Mud coats my mask, pressing against my mouth when it slides inside, my poor eyes suffocating under a layer of the goo.
I roll onto my back, groaning and swiping a hand through my eyes, only to find my view of the sky blocked by a looming figure. The Commander stands at the edge of the pit, watching me. With the sun behind him, I can’t discern whether he’s angry or amused.
He answers my internal question a moment later. “You’re slow and weak.”
The comment is so matter-of-fact, so perfectly aligned with my own self-assessment, that I can’t help it—I laugh.
The sound bubbles from somewhere beneath the pain and exhaustion, surprising me as much as it seems to surprise him.
It’s a genuine laugh, albeit slightly hysterical, the kind that hurts my dry throat and shakes my aching ribs.
When I finally contain myself, my arms drop limply to the mud. “Yeah, well, we can’t all be you, buddy.”
Collecting every last drop of will I have, I push myself to a sitting position before clambering to my feet.
Fuck, my uniform has transformed to a rusty brown instead of black.
I’ll need to wash it—and myself—thoroughly before training tomorrow.
The prospect of navigating the communal showers is a dreadful one.
“Do you find something funny?” Arayik asks, his voice tight with unsuppressed irritation.
“Actually, yes,” I reply on a staggered breath, not deigning to elaborate further. The vagueness is petty, yet it’s impossible to resist needling him. His entire body tenses, muscles coiling like springs under his uniform.
“I buried my sister because of someone who was as slow and weak as you, so I’m failing to understand what you think is amusing. Care to explain?” What does it say about me that hearing each clipped syllable makes me happier than I’ve been all day?
Then there’s the comment about his sister…quite untasteful for him to bring that up when I’m finally enjoying myself. The human part of me wants to offer sympathies, but I can offer them to her myself. In private. He doesn’t deserve anything of the sort.
“No, thanks,” I answer, allowing a hint of cheerfulness to color my tone. If he’s going to kick me out, I could care less about how I speak to him.
I’ve never considered myself particularly rebellious. With my parents, obedience was a given, as I was always grateful for the risks they shouldered to keep me safe. But something about this pain-in-the-ass man drags out a defiant streak I didn’t know I possessed.
Well, my parents never lowered themselves to the subjugation of women or the expected cruelty of upholding a system that values control over humanity.
Every organ in my body cringes when his eyes narrow. “Tell me, Ashford—what’s the scan sequence when traveling through a provincial checkpoint?”

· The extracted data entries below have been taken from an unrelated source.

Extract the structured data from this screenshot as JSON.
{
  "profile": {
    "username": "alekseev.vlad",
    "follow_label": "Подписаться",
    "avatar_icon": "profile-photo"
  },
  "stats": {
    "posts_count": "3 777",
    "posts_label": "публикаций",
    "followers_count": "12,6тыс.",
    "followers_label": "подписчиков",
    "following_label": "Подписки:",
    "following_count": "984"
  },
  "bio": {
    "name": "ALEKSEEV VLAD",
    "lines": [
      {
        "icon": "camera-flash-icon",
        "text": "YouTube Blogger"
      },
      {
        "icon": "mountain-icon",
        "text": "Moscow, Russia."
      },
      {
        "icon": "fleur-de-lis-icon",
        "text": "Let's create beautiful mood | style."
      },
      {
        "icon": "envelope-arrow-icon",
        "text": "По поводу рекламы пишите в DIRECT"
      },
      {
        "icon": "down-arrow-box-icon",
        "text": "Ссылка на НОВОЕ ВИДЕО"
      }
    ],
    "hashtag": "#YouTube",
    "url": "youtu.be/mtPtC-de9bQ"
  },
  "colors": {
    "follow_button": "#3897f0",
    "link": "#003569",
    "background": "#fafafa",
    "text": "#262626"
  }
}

My stomach flips. What an odd question. I was under the impression Elias and Kellen managed all our mental training, but I do understand why it would be important during physical efforts as well.
I assume this is something any traveling Enforcer—or messenger, I realize—should know. Lachlan would tease me for days for not immediately knowing the answer.

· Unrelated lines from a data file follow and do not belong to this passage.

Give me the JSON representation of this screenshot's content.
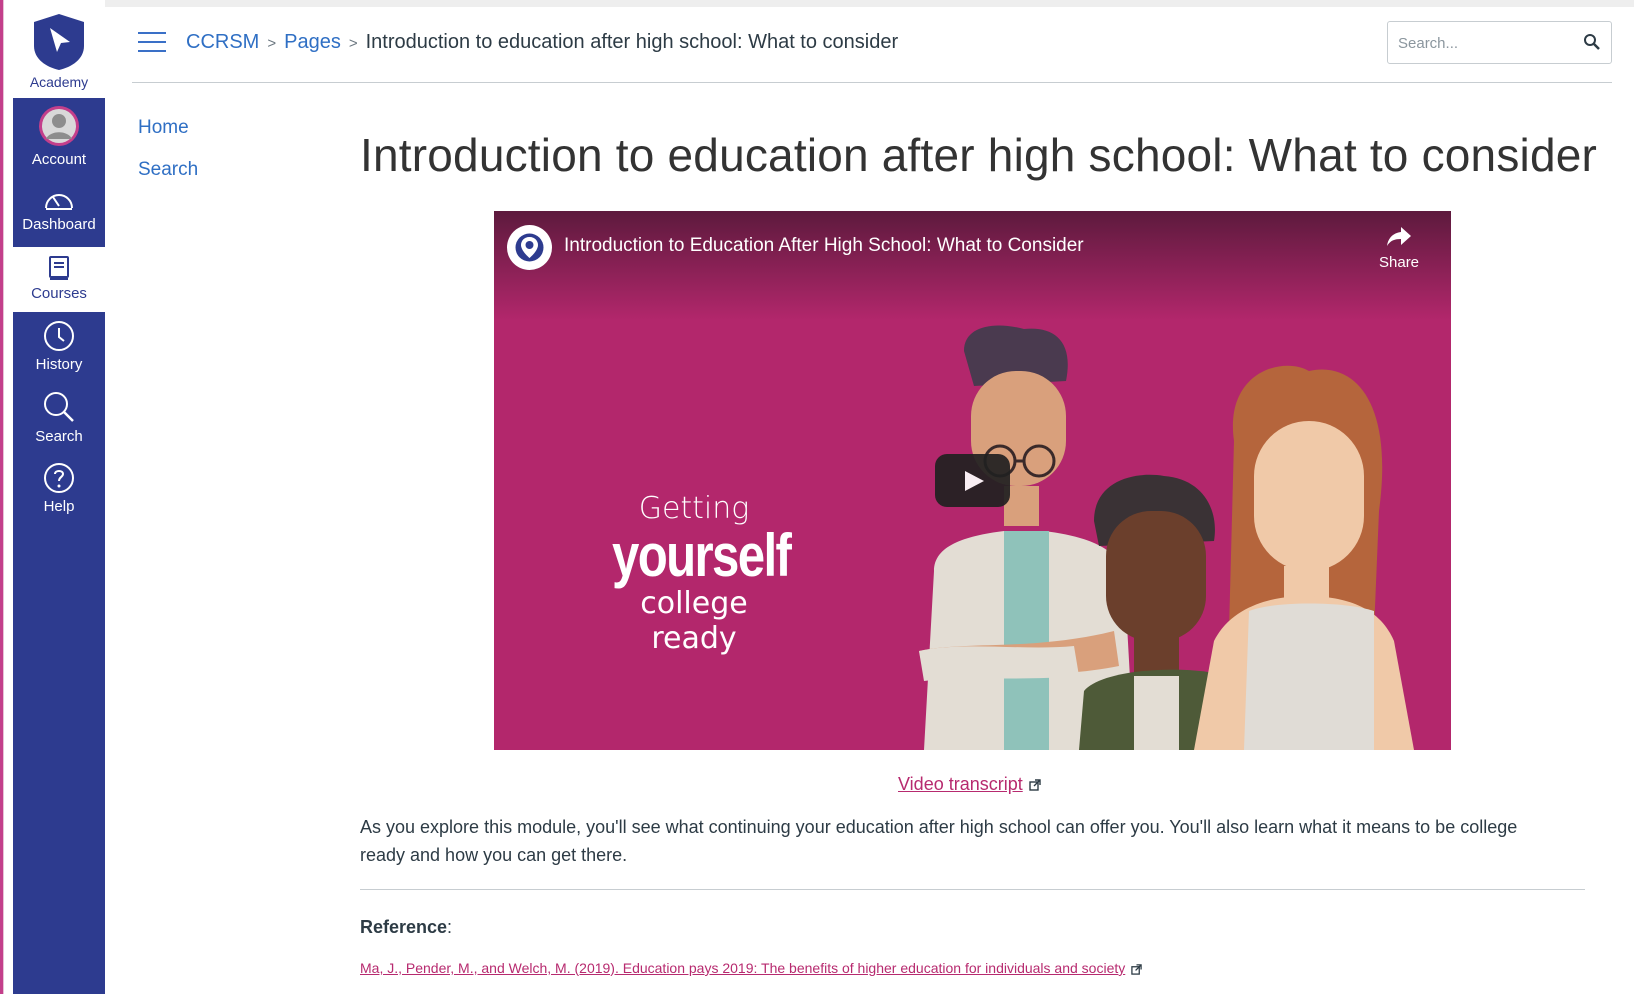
{
  "global_nav": {
    "logo_label": "Academy",
    "items": [
      {
        "label": "Account",
        "icon": "avatar-icon"
      },
      {
        "label": "Dashboard",
        "icon": "dashboard-icon"
      },
      {
        "label": "Courses",
        "icon": "courses-icon",
        "active": true
      },
      {
        "label": "History",
        "icon": "clock-icon"
      },
      {
        "label": "Search",
        "icon": "search-icon"
      },
      {
        "label": "Help",
        "icon": "help-icon"
      }
    ],
    "colors": {
      "nav_bg": "#2d3b8f",
      "active_bg": "#ffffff"
    }
  },
  "header": {
    "breadcrumbs": [
      "CCRSM",
      "Pages",
      "Introduction to education after high school: What to consider"
    ],
    "separator": ">",
    "search_placeholder": "Search..."
  },
  "course_nav": {
    "items": [
      "Home",
      "Search"
    ]
  },
  "content": {
    "title": "Introduction to education after high school: What to consider",
    "video": {
      "title": "Introduction to Education After High School: What to Consider",
      "share_label": "Share",
      "promo_line1": "Getting",
      "promo_line2": "yourself",
      "promo_line3": "college ready",
      "bg_color": "#b3276c"
    },
    "transcript_link": "Video transcript",
    "body": "As you explore this module, you'll see what continuing your education after high school can offer you. You'll also learn what it means to be college ready and how you can get there.",
    "reference_label": "Reference",
    "reference_colon": ":",
    "reference_link": "Ma, J., Pender, M., and Welch, M. (2019). Education pays 2019: The benefits of higher education for individuals and society",
    "link_color": "#b72a6f"
  }
}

But I do know… “Badge swipe, obviously,” I answer.
Arayik’s features flatten as he stands silent for a moment, heat radiating from his body, before spinning on his heel and walking away. Relief mingles with a strange sense of victory—I’ve managed to irritate him without crossing the line into insubordination severe enough to warrant dismissal.

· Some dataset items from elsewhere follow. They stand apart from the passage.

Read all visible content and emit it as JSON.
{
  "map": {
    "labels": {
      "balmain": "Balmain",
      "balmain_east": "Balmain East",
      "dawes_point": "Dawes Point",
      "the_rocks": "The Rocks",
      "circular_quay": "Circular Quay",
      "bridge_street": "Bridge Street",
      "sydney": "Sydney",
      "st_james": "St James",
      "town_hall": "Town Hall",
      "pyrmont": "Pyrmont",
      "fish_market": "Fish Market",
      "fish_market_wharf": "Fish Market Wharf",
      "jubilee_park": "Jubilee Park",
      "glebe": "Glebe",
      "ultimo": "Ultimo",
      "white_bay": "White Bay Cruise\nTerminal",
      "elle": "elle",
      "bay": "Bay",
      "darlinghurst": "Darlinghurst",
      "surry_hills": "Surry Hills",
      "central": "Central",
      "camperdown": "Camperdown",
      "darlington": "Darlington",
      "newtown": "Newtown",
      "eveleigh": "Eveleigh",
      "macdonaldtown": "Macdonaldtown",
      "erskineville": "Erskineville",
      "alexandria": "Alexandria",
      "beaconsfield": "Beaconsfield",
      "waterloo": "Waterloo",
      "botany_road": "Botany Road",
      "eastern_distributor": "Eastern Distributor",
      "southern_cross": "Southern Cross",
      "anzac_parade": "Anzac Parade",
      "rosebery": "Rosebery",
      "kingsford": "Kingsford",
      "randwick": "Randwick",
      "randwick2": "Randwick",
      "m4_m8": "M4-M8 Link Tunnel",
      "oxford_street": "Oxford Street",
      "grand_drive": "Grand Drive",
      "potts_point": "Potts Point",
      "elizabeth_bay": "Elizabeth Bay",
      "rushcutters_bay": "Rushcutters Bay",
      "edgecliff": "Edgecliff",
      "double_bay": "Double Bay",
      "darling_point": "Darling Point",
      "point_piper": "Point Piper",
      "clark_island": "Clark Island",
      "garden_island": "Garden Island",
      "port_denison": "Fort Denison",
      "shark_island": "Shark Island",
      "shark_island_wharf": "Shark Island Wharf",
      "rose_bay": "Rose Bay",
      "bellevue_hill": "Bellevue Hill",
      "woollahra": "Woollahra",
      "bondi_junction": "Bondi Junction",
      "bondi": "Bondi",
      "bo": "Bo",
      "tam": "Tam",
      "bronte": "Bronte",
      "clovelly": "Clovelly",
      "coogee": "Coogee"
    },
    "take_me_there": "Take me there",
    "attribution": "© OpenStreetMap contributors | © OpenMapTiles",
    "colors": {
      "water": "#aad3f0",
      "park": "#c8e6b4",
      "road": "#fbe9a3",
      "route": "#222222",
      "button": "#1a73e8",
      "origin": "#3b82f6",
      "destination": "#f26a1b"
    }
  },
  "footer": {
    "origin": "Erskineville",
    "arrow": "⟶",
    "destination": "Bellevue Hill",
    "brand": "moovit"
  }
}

I’m playing a dangerous game; trying to prove my worth as a recruit while maintaining just enough resistance to preserve my sense of self.
Strange, though, that he’s thrown others from the team for less…
perhaps I’m not as useless as he would have me believe.
My power may be the only thing keeping me here right now.
Wheezing in a deep breath full of mud and sweat, I scoop the area around my eyes again, cleaning it the best I can and begin the long trudge back to the start of the course. There are still hours of training ahead before I can rest.
My body protests every movement, muscles trembling with fatigue and overexertion. But a flame burns steady in my chest—determination fueled by rage at the system I’m infiltrating and hope for what I might accomplish within it.
I will survive this. I will learn from it. Then I will use everything they teach me against them.